Insert the names themselves. They're important because their backstories are key to Swift's appeal; they humanise her and enhance her fame. Swift's artistry is tied to her use of celebrity, a slippery state in which a real life becomes emblematic. Like no one before, she has transformed her spotlight-illuminated daily life into a conceptual project that comments on women's freedom, artistic ambition and the place of the personal in the public sphere. As a celebrity, Swift partners with others: with her model and musician friends, with her actor/musician/athlete friends, with brands and even (cautiously) with political organisations. And with her fans, the co-creators of her celebrity.

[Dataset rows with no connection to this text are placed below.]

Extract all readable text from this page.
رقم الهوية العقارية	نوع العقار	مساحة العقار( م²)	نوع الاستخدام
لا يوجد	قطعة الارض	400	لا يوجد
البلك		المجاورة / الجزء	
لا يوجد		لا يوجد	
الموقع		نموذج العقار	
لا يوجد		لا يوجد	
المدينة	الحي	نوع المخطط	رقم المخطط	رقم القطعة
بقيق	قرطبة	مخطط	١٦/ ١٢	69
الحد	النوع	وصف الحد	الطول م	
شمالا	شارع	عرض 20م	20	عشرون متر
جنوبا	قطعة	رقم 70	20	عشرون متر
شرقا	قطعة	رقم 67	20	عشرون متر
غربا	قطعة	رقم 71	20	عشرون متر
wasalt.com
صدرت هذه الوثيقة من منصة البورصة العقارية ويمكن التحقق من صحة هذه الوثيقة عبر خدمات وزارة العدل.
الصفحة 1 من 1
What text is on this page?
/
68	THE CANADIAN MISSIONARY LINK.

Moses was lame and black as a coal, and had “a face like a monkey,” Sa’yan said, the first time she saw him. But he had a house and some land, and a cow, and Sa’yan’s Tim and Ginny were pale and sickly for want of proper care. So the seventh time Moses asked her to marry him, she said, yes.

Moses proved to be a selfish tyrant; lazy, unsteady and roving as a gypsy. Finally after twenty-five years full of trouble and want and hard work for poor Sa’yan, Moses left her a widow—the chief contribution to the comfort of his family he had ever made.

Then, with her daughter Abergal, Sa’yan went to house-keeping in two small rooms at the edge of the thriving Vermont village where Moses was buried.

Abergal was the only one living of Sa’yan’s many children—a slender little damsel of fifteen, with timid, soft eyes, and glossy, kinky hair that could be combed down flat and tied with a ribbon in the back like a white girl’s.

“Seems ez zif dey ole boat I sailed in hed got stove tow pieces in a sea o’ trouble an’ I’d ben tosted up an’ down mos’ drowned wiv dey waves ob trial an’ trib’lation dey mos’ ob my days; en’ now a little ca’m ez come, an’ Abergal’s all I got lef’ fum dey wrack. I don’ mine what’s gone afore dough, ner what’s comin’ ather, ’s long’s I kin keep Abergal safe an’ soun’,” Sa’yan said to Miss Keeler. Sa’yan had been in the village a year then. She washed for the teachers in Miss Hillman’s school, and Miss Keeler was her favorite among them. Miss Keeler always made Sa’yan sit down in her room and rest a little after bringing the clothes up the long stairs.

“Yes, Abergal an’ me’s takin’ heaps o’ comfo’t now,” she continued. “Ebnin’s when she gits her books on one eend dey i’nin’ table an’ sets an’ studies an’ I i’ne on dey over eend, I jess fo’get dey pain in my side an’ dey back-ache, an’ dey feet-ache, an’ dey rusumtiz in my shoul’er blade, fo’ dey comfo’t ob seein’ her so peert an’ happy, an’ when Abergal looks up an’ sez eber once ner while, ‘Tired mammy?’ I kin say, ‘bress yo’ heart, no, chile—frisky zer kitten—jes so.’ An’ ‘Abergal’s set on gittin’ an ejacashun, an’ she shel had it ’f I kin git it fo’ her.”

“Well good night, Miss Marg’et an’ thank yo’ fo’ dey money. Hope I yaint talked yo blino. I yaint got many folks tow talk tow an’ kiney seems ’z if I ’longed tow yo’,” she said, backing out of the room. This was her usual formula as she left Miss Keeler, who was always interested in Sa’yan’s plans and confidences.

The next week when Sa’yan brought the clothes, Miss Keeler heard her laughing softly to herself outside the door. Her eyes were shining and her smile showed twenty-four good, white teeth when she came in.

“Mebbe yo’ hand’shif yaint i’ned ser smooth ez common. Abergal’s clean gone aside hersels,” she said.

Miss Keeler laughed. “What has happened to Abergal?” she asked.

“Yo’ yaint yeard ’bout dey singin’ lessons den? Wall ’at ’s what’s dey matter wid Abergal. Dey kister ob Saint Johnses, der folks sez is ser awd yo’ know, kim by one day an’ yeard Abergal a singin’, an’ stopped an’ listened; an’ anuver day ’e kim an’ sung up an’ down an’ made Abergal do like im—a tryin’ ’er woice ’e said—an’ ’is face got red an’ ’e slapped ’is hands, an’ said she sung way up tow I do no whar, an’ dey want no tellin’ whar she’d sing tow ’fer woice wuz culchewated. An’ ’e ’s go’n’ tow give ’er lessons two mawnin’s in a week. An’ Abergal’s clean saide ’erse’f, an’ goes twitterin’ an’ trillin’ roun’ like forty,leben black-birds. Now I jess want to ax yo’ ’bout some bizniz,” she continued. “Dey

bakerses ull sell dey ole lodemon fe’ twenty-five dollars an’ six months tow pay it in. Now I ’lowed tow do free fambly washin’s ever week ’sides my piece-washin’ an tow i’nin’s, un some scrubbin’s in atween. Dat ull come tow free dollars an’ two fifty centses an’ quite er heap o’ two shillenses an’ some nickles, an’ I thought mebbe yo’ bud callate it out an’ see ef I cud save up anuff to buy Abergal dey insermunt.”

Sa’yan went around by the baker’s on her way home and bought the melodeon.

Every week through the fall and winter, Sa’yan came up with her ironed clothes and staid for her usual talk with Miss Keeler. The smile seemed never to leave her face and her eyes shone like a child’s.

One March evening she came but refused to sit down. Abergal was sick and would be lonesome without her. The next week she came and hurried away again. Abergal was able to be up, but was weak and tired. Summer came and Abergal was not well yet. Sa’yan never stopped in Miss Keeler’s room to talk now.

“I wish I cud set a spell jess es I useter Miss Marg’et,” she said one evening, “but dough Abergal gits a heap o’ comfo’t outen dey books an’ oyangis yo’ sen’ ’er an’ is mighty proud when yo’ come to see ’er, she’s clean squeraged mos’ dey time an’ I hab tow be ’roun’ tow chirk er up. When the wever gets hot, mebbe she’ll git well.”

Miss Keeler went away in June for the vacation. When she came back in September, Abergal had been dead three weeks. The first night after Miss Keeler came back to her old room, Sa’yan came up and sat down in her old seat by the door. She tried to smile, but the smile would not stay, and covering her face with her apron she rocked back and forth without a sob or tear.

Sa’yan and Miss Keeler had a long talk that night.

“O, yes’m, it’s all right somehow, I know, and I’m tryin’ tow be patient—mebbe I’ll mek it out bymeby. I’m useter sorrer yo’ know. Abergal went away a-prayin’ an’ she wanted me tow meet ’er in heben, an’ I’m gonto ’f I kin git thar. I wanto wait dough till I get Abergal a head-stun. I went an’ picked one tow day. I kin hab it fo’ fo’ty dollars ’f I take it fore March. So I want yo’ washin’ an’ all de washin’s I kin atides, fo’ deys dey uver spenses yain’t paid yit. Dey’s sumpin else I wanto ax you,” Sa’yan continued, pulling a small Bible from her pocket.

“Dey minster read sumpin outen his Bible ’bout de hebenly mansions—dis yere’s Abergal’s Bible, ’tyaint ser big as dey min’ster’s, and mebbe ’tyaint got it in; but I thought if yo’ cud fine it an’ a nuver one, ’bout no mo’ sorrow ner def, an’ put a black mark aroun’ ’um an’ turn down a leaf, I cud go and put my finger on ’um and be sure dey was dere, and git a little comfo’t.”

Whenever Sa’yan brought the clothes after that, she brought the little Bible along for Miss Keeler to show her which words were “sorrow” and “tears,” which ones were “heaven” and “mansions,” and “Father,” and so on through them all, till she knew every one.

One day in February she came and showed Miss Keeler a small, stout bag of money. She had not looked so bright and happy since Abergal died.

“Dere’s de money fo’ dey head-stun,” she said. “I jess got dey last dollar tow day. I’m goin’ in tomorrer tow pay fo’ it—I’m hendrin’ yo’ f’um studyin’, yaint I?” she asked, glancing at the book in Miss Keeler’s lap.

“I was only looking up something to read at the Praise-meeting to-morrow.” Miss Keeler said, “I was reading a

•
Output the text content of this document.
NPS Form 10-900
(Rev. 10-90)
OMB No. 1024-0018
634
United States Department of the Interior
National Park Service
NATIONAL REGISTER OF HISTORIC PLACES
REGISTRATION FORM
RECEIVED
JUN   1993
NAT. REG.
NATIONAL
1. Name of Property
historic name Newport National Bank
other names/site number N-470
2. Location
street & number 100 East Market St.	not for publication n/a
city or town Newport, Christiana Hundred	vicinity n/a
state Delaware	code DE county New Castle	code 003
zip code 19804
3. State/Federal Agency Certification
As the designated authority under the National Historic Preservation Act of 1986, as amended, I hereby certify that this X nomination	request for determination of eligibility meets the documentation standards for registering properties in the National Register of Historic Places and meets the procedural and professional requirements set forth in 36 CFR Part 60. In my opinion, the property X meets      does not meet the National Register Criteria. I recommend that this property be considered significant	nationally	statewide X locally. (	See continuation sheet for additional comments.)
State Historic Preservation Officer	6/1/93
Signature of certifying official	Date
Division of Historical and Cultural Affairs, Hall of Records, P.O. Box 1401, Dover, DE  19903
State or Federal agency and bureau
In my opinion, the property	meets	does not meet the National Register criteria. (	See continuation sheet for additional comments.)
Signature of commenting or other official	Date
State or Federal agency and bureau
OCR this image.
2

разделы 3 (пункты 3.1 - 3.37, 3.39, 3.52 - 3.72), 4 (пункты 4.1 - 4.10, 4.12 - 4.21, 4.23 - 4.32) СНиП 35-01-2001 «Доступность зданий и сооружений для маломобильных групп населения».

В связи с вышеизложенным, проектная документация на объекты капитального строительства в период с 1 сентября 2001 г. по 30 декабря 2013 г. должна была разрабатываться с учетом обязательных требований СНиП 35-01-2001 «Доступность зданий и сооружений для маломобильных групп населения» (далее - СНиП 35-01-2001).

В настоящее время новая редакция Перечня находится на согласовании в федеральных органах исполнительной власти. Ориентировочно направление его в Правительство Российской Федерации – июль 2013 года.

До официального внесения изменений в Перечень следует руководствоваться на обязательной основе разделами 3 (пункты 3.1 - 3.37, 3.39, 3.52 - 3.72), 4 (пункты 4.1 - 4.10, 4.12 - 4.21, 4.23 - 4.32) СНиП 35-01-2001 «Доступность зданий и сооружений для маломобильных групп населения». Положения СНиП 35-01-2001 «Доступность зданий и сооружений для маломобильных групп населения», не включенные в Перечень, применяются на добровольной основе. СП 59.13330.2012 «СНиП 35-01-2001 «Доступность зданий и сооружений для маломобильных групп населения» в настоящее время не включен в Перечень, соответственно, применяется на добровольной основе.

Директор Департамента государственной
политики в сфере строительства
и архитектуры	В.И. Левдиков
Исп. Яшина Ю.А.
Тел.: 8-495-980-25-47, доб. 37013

Her songs, however, stand for themselves. They're still the primary means by which Swift, despite her unimaginable fame, insists on speaking only for herself. The listener has to strain to find the "we" in her soliloquies. There are many songs on Tortured Poets in which others will find their own experiences, from the sultry blue eroticism of "Down Bad" to the click of recognition in "I Can Fix Him (No Really I Can)" But Swift's unconcern about whether these songs speak for anyone but herself is audible throughout the album. It's the sound of her freedom.